会議が盛り上がるかどうかの見極めポイント。それは、発言する人がいるかどうか。つまりは、ツッコミができる人が参加していること。これがすべてと言っても良い。
ある議題が提案されたときにも、「質問はありません」「それで良いです」という返答しかないと、何も盛り上がらない。別に盛り上がることだけを求めているのではなく、会議の参加者の意識レベルの話。どこまでリアリティを持って考えているか、ってこと。
例えば、「これは自分のことじゃない」「自分が手を動かす訳じゃない」なんて考えて会議に参加していては、その場をやり過ごすことが優先課題。だから、建設的な意見を述べようなんて気持ちは微塵もない。それでは、良いものは生まれません。
これに対して、自分事と受け止めている人は、どんどんと質問をする。だって、自分がそれをすることを前提にしているから。自分ができないと困るため、多方面に注意を払うために、あれもこれも質問をします。
また、やんややんや言う人は、問題の所在をとことん掘り下げていきます。表面的な解決で終わることで満足するのではなく、根本的な原因は何なのかについて探究していくのです。
仮に「Aをしていない」という解決策が出された場合には、「それじゃあ、Aをすれば本当に解決できるのか」というように。多くの場合、Aをしても解決には至らない。つまりは、原因追求が浅いのです。
このように、会議が盛り上がるためには、換言すると、会議で良いものを生み出すためには、やんややんや言う人が欠かせないのです。ということは、議長はやんややんや言う人を参加させるべきだし、また、そういう人が誰かを常日頃、ウオッチしておくべき。
しかし、議長を務める人は、とにかく前に進むことを優先しがち。

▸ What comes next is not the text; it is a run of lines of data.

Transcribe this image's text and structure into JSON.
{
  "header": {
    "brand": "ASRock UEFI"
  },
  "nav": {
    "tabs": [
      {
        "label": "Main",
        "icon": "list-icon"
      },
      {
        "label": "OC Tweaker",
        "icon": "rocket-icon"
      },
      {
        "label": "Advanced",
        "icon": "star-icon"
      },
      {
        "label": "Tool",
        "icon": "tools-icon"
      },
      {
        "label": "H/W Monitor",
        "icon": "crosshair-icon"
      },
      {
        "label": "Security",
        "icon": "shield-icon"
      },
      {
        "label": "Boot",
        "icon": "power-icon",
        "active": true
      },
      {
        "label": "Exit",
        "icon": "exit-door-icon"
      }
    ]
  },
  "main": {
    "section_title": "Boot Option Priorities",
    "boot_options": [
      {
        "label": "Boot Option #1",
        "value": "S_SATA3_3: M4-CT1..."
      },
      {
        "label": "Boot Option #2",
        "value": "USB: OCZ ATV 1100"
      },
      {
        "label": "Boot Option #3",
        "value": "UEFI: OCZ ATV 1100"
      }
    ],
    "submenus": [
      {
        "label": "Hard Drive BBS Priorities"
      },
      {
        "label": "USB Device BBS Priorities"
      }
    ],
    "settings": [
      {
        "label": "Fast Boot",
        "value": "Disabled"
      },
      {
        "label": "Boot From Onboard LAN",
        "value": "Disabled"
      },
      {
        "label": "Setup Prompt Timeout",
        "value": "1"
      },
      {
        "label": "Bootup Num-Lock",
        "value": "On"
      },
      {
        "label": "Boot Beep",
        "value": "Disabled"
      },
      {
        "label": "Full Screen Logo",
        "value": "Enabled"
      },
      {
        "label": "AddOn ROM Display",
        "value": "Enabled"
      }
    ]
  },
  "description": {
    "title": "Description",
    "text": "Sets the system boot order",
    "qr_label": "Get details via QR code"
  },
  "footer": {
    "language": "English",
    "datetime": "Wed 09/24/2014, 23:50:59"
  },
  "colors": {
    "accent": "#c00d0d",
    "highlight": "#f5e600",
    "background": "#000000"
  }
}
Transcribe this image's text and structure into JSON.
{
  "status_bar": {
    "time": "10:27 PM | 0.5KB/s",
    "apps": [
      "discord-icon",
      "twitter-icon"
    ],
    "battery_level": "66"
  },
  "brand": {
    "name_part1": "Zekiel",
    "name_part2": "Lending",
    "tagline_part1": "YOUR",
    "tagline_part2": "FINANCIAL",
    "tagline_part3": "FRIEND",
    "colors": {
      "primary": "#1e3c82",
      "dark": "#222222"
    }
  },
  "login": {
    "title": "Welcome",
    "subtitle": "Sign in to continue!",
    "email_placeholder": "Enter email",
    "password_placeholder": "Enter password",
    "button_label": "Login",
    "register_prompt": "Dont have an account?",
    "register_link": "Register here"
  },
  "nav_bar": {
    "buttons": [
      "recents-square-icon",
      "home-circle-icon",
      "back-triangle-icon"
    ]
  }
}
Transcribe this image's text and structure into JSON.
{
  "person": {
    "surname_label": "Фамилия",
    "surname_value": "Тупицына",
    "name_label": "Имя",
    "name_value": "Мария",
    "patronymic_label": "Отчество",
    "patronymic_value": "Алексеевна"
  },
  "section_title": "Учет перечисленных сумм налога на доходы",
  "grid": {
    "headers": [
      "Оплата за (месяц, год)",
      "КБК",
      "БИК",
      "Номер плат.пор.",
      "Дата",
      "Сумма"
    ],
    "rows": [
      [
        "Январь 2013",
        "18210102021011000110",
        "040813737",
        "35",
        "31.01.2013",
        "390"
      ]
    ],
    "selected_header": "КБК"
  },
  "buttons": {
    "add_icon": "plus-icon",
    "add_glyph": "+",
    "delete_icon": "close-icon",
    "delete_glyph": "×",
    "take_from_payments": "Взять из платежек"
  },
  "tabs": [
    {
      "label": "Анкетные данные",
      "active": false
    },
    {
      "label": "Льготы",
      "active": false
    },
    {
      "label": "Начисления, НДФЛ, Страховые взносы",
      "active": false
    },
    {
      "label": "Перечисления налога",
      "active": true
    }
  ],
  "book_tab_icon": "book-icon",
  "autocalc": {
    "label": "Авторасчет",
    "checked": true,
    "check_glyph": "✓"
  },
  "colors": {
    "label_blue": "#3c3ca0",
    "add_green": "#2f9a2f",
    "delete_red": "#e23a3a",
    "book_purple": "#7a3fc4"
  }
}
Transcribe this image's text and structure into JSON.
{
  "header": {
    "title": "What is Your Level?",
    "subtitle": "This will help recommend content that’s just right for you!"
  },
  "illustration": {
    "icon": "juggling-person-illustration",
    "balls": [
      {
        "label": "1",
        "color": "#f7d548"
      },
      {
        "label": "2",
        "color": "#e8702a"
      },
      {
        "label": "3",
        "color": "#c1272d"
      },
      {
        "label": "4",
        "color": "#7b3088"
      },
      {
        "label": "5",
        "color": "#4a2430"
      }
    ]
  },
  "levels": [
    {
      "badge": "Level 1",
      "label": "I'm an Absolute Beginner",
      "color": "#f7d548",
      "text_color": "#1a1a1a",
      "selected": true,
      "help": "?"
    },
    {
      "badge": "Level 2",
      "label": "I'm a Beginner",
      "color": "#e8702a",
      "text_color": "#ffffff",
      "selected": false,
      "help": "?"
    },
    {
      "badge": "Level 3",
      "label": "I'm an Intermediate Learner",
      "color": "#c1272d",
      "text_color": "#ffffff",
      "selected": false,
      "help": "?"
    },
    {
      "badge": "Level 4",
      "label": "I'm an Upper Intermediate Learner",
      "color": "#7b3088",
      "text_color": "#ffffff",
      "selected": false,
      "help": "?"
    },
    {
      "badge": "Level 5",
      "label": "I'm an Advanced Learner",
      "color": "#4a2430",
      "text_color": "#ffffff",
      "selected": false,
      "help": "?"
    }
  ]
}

このことが招く悲劇は、やんややんや言う人が会議に出席していないことに気づかず、成果物が磨き上げられないまま現場に展開されていくこと。レベルの低い成果物や対応策が組織全体に広まり、かつ、その執行を強制されるのです。おそろしや、おそろしや。
だから、議長の腕の見せ所とは、建設的な意見を言ってくれる人をいかに会議に参加させられること。これは、Web会議をするときも同じ。
対面の会議と違って、Web会議だとちょっとしたことが言いにくい。議長の仕切り方によっては、話し出すタイミングを掴むのが難しい。だから、「ま、いっか」と言おうとしていたことを言わずに終わらせてしまう。
議長にファシリテーション・スキルがあれば、また違う運用が可能。然るべき方法論に基づけば、会議に参加している人すべてから意見を拾い上げることもできます。Web会議であっても、等しく意見を引き出せるのです。
しかし、議長のすべてがファシリテーション・スキルを持っている訳ではない。となると、やんややんやと、組織全体の観点から意見を言ってくれる人を捕まえておくことが大事になってきます。
そのためには、まず、こいつは必ず参加させると考える人をあらかじめ選定しておくこと。次に、その人が参加できるように日程調整すること。例えば、「竹村だけは参加できる日程で、しかもWeb参加じゃなく現地参加できる日程で開催する」というように。
本気で無駄なことをしたくない経営者なら、こうした問題解決力に加えて、問題発見力を備えた人物を確保すべき。そうじゃなければ根本原因に辿り着けないことから、いつまで経っても浅い問題解決策に終始するため、同じ問題が繰り返して生じます。で、時間と労力とコストが無尽蔵に投入されていくのです。ホントにそれで良いのですか。
会議を盛り上げるなら、議長が問題解決力と発見力がない場合には、ファシリテーション・スキルを持った人に仕切らせることをオススメします。そういう人が組織の中にいないなら、外に頼るしかない。
そのコストをもったいないと感じるか、あるいは、今までと同じ会議で時間と労力とコストを無駄に費やし続けていくか。それを選ぶのは、経営者しかいません。